Whatever happens, there is always ‘noise’ – the random variations that confuse the bigger picture. It affects anything, from studying human impacts on climate change, through to the behaviour of countless consumers in the economy – there are always unexpected factors causing noise. Yet that noise is often missing in mathematical models of reality. With Mark Veraar's mathematical models this no longer needs to be the case – they help to incorporate noise into models to make them more realistic. He has now received a prestigious Vici grant, the largest grant of the Dutch NWO, which will help him to progress even further.
At the basis of Veraar's noise processing lies Brownian motion: the phenomenon that small particles follow, such as pollen in water, to take one example, an apparently random path, resulting from many random collisions with much smaller water molecules. The mathematical description of the phenomenon is over a hundred years old, but new properties are still being discovered, for example by Veraar. In Brownian motion models, noise remains unpredictable, but it often leads to more accurate models that better describe reality in cases such as models of climate science.

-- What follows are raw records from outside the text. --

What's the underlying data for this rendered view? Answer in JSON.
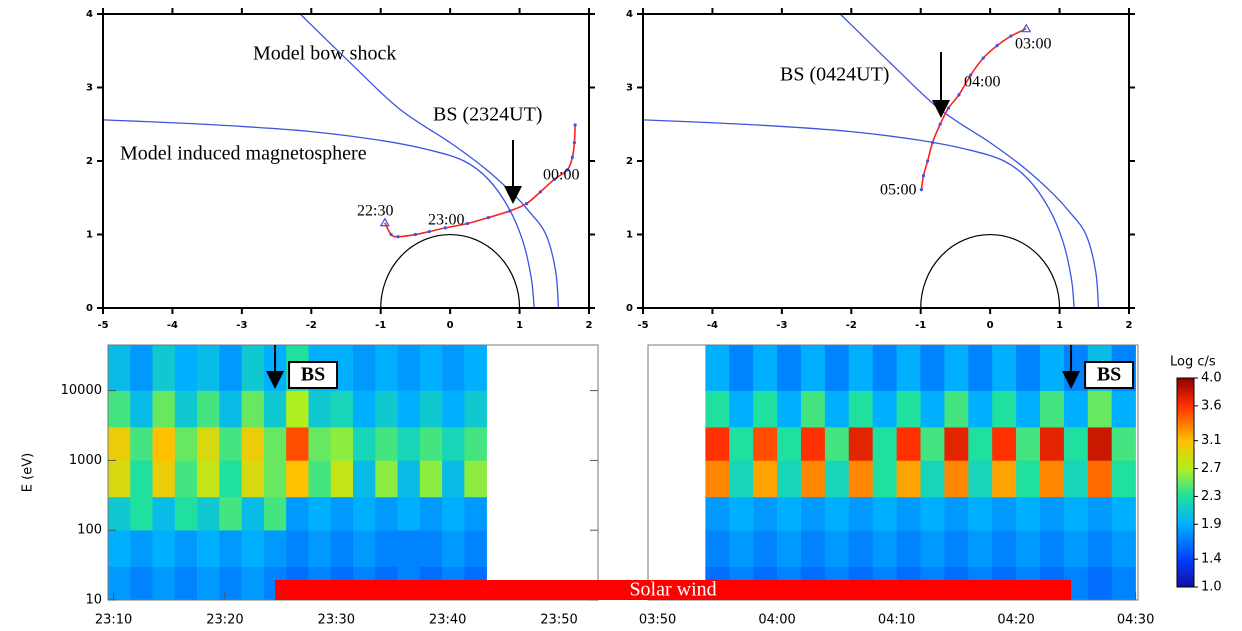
{
  "chart_data": [
    {
      "type": "orbit",
      "xlim": [
        -5,
        2
      ],
      "ylim": [
        0,
        4
      ],
      "xticks": [
        -5,
        -4,
        -3,
        -2,
        -1,
        0,
        1,
        2
      ],
      "yticks": [
        0,
        1,
        2,
        3,
        4
      ],
      "planet": {
        "color": "#000000",
        "radius": 1
      },
      "series": [
        {
          "name": "Model bow shock",
          "color": "#3a55e0",
          "x": [
            1.56,
            1.52,
            1.38,
            1.15,
            0.91,
            0.5,
            0,
            -0.72,
            -1.4,
            -2.16
          ],
          "y": [
            0,
            0.5,
            1.0,
            1.3,
            1.55,
            1.9,
            2.25,
            2.7,
            3.3,
            4
          ]
        },
        {
          "name": "Model induced magnetosphere",
          "color": "#3a55e0",
          "x": [
            1.21,
            1.17,
            1.05,
            0.85,
            0.55,
            0.2,
            -0.3,
            -1,
            -2,
            -3,
            -4,
            -5
          ],
          "y": [
            0,
            0.4,
            0.9,
            1.35,
            1.75,
            2.0,
            2.15,
            2.28,
            2.4,
            2.47,
            2.52,
            2.56
          ]
        },
        {
          "color": "#ff2020",
          "x": [
            -0.94,
            -0.85,
            -0.75,
            -0.5,
            -0.3,
            -0.07,
            0.25,
            0.55,
            0.86,
            1.1,
            1.3,
            1.5,
            1.69,
            1.76,
            1.79,
            1.8
          ],
          "y": [
            1.16,
            1.0,
            0.97,
            1.0,
            1.04,
            1.09,
            1.15,
            1.23,
            1.32,
            1.42,
            1.58,
            1.75,
            1.88,
            2.05,
            2.25,
            2.49
          ]
        }
      ],
      "annotations": [
        "22:30",
        "23:00",
        "00:00",
        "BS (2324UT)"
      ]
    },
    {
      "type": "orbit",
      "xlim": [
        -5,
        2
      ],
      "ylim": [
        0,
        4
      ],
      "xticks": [
        -5,
        -4,
        -3,
        -2,
        -1,
        0,
        1,
        2
      ],
      "yticks": [
        0,
        1,
        2,
        3,
        4
      ],
      "planet": {
        "color": "#000000",
        "radius": 1
      },
      "series": [
        {
          "color": "#3a55e0",
          "x": [
            1.56,
            1.52,
            1.38,
            1.15,
            0.91,
            0.5,
            0,
            -0.72,
            -1.4,
            -2.16
          ],
          "y": [
            0,
            0.5,
            1.0,
            1.3,
            1.55,
            1.9,
            2.25,
            2.7,
            3.3,
            4
          ]
        },
        {
          "color": "#3a55e0",
          "x": [
            1.21,
            1.17,
            1.05,
            0.85,
            0.55,
            0.2,
            -0.3,
            -1,
            -2,
            -3,
            -4,
            -5
          ],
          "y": [
            0,
            0.4,
            0.9,
            1.35,
            1.75,
            2.0,
            2.15,
            2.28,
            2.4,
            2.47,
            2.52,
            2.56
          ]
        },
        {
          "color": "#ff2020",
          "x": [
            0.52,
            0.3,
            0.1,
            -0.1,
            -0.28,
            -0.45,
            -0.6,
            -0.72,
            -0.83,
            -0.9,
            -0.96,
            -0.99
          ],
          "y": [
            3.8,
            3.7,
            3.57,
            3.4,
            3.17,
            2.9,
            2.72,
            2.5,
            2.25,
            2.0,
            1.8,
            1.61
          ]
        }
      ],
      "annotations": [
        "03:00",
        "04:00",
        "05:00",
        "BS (0424UT)"
      ]
    },
    {
      "type": "spectrogram",
      "ylabel": "E (eV)",
      "yscale": "log",
      "xlim": [
        1389.5,
        1433.5
      ],
      "ylim": [
        10,
        45000
      ],
      "xticks": [
        {
          "value": 1390,
          "label": "23:10"
        },
        {
          "value": 1400,
          "label": "23:20"
        },
        {
          "value": 1410,
          "label": "23:30"
        },
        {
          "value": 1420,
          "label": "23:40"
        },
        {
          "value": 1430,
          "label": "23:50"
        }
      ],
      "yticks": [
        10,
        100,
        1000,
        10000
      ],
      "xbins": [
        1389.5,
        1391.5,
        1393.5,
        1395.5,
        1397.5,
        1399.5,
        1401.5,
        1403.5,
        1405.5,
        1407.5,
        1409.5,
        1411.5,
        1413.5,
        1415.5,
        1417.5,
        1419.5,
        1421.5,
        1423.5,
        1425.5,
        1427.5,
        1429.5,
        1431.5,
        1433.5
      ],
      "ybins": [
        10,
        30,
        100,
        300,
        1000,
        3000,
        10000,
        45000
      ],
      "z": [
        [
          1.8,
          1.7,
          1.8,
          1.7,
          1.8,
          1.7,
          1.8,
          1.7,
          1.6,
          1.7,
          1.6,
          1.7,
          1.6,
          1.7,
          1.6,
          1.7,
          1.6,
          null,
          null,
          null,
          null,
          null
        ],
        [
          1.9,
          1.8,
          1.9,
          1.8,
          1.9,
          1.8,
          1.9,
          1.8,
          1.7,
          1.8,
          1.7,
          1.8,
          1.7,
          1.7,
          1.7,
          1.8,
          1.7,
          null,
          null,
          null,
          null,
          null
        ],
        [
          2.1,
          2.3,
          2.0,
          2.3,
          2.1,
          2.4,
          2.0,
          2.4,
          1.8,
          1.9,
          1.8,
          1.9,
          1.8,
          1.9,
          1.8,
          1.9,
          1.8,
          null,
          null,
          null,
          null,
          null
        ],
        [
          2.9,
          2.3,
          3.0,
          2.4,
          2.8,
          2.3,
          2.9,
          2.5,
          3.1,
          2.4,
          2.8,
          2.0,
          2.6,
          2.0,
          2.6,
          2.0,
          2.6,
          null,
          null,
          null,
          null,
          null
        ],
        [
          3.0,
          2.4,
          3.1,
          2.5,
          2.9,
          2.4,
          3.0,
          2.5,
          3.5,
          2.5,
          2.6,
          2.2,
          2.4,
          2.2,
          2.4,
          2.2,
          2.4,
          null,
          null,
          null,
          null,
          null
        ],
        [
          2.4,
          2.0,
          2.5,
          2.1,
          2.4,
          2.0,
          2.5,
          2.1,
          2.7,
          2.1,
          2.2,
          1.9,
          2.1,
          1.9,
          2.1,
          1.9,
          2.1,
          null,
          null,
          null,
          null,
          null
        ],
        [
          2.0,
          1.8,
          2.1,
          1.9,
          2.0,
          1.8,
          2.1,
          1.9,
          2.3,
          1.9,
          1.9,
          1.8,
          1.9,
          1.8,
          1.9,
          1.8,
          1.9,
          null,
          null,
          null,
          null,
          null
        ]
      ],
      "marker": {
        "label": "BS",
        "x": 1404.5
      }
    },
    {
      "type": "spectrogram",
      "yscale": "log",
      "xlim": [
        229.2,
        270.2
      ],
      "ylim": [
        10,
        45000
      ],
      "xticks": [
        {
          "value": 230,
          "label": "03:50"
        },
        {
          "value": 240,
          "label": "04:00"
        },
        {
          "value": 250,
          "label": "04:10"
        },
        {
          "value": 260,
          "label": "04:20"
        },
        {
          "value": 270,
          "label": "04:30"
        }
      ],
      "xbins": [
        230,
        232,
        234,
        236,
        238,
        240,
        242,
        244,
        246,
        248,
        250,
        252,
        254,
        256,
        258,
        260,
        262,
        264,
        266,
        268,
        270
      ],
      "ybins": [
        10,
        30,
        100,
        300,
        1000,
        3000,
        10000,
        45000
      ],
      "z": [
        [
          null,
          null,
          1.6,
          1.7,
          1.6,
          1.7,
          1.6,
          1.7,
          1.6,
          1.7,
          1.6,
          1.7,
          1.6,
          1.7,
          1.6,
          1.7,
          1.6,
          1.7,
          1.6,
          1.7
        ],
        [
          null,
          null,
          1.7,
          1.8,
          1.7,
          1.8,
          1.7,
          1.8,
          1.7,
          1.8,
          1.7,
          1.8,
          1.7,
          1.8,
          1.7,
          1.8,
          1.7,
          1.8,
          1.7,
          1.8
        ],
        [
          null,
          null,
          1.8,
          1.9,
          1.8,
          1.9,
          1.8,
          1.9,
          1.8,
          1.9,
          1.8,
          1.9,
          1.8,
          1.9,
          1.8,
          1.9,
          1.8,
          1.9,
          1.8,
          1.9
        ],
        [
          null,
          null,
          3.3,
          2.2,
          3.2,
          2.2,
          3.3,
          2.2,
          3.3,
          2.3,
          3.2,
          2.2,
          3.3,
          2.2,
          3.2,
          2.3,
          3.3,
          2.2,
          3.4,
          2.3
        ],
        [
          null,
          null,
          3.6,
          2.3,
          3.5,
          2.3,
          3.6,
          2.4,
          3.7,
          2.3,
          3.6,
          2.4,
          3.7,
          2.3,
          3.6,
          2.4,
          3.7,
          2.3,
          3.8,
          2.4
        ],
        [
          null,
          null,
          2.3,
          1.9,
          2.3,
          1.9,
          2.4,
          1.9,
          2.3,
          1.9,
          2.3,
          1.9,
          2.4,
          1.9,
          2.3,
          1.9,
          2.4,
          1.9,
          2.5,
          1.9
        ],
        [
          null,
          null,
          1.9,
          1.7,
          1.9,
          1.7,
          1.9,
          1.7,
          1.9,
          1.7,
          1.9,
          1.7,
          1.9,
          1.7,
          1.9,
          1.7,
          1.9,
          1.7,
          2.0,
          1.7
        ]
      ],
      "marker": {
        "label": "BS",
        "x": 264.6
      }
    }
  ],
  "colorbar": {
    "title": "Log c/s",
    "lim": [
      {
        "value": 1,
        "label": "1.0"
      },
      {
        "value": 4,
        "label": "4.0"
      }
    ],
    "ticks": [
      {
        "value": 1,
        "label": "1.0"
      },
      1.4,
      1.9,
      2.3,
      2.7,
      3.1,
      3.6,
      {
        "value": 4,
        "label": "4.0"
      }
    ],
    "colors": [
      "#1010a0",
      "#0040ff",
      "#00b0ff",
      "#20e0a0",
      "#b0f020",
      "#ffc000",
      "#ff3000",
      "#900000"
    ]
  },
  "solar_wind": {
    "label": "Solar wind",
    "color": "#ff0000",
    "start": 1404.5,
    "end": 264.6
  }
}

Mathematically, adding noise to a model leads to a so-called stochastic partial differential equation – and many of these equations are currently poorly understood. Numerical solution methods for these models are also often unavailable or very inefficient. Veraar wants to develop new mathematical techniques to improve understanding, and to find better and more rigorous approximation results. His Vici grant means that he is now aiming to contribute to new insights and methods on the long-term behaviour of these models.